Fashion Odds BACK TO BLACK | SPECIAL ISSUE | Page 25

Is Michael McDowell

The Next MLK Of 2015 ?

Q: Your protest made national news how did this happen ?

A: I’m a community artist doing a lot in the community through spoken word, theater, musical theater, abstract art. I work with the Harrison Neighborhood Association, Black Lives Matter Minneapolis, and do a lot of art for Take Action Minnesota. A lot of my paid work is community organizing in transportation and economic development, so I’m making sure that all of the development coming into lower income communities is actually benefiting them, making sure they have a say in what comes in especially on the north side of Minneapolis and east side of St. Paul. In addition to that, I actually do Black Lives Matter Minneapolis and have been organizing with them off the MOA shutdown, the highway shutdown. A lot of work is that and traveling a lot, mostly centered around community and making sure that we’re all working towards each other’s liberation because we’re all in this together.

Q: How/When did you get into community

work ?

A: Well, I actually fell in love that’s how it became a passion. The woman who I fell in love with works with Take Action Minnesota, I started off doing art there doing spoken word pieces, etc. and eventually the girl that worked there asked me on a date and it just blew up from there. We’ve been together for 2 years. She’s the one who got me involved in organizing because you know when you like someone you want to be interested in what they do too, she’s an organizer and so I started to come to training and meetings and was like ‘Oh my god, this is so relevant to my life I should be doing this!’ It just happened.

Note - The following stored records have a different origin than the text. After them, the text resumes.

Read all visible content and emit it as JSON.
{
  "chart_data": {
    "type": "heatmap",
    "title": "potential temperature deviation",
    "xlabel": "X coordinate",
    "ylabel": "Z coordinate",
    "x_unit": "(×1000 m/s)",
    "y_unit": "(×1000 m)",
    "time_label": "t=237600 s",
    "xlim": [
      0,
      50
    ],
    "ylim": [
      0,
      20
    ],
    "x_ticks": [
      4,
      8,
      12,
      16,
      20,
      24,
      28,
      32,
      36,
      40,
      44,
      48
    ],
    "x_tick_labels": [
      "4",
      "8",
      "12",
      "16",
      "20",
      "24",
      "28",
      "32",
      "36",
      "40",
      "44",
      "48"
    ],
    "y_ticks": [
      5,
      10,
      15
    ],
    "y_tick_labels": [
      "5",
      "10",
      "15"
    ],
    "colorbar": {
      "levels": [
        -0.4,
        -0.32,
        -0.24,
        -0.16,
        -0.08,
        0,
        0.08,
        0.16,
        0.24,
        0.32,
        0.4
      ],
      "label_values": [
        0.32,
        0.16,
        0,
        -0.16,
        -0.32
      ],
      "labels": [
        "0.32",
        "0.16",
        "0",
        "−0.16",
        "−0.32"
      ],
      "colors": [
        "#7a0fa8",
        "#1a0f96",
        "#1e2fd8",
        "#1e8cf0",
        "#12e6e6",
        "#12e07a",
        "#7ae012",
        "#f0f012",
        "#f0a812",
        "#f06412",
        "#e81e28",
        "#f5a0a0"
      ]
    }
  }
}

A lot of it was taking the time to understand community organizing and how relevant it was to me. My father was in prison and a lot of the organizing I was involved in was around the criminal justice system. It was what I was passionate about because my father went through that on a drug charge and he would work at the polls to help count, but was never able to vote. For my whole life, he would always tell me, ‘You gotta vote!’ That was very hard for me to see someone be so passionate about democracy and voting and have it taken away from them, but they’re still there doing something about it even though they can’t vote.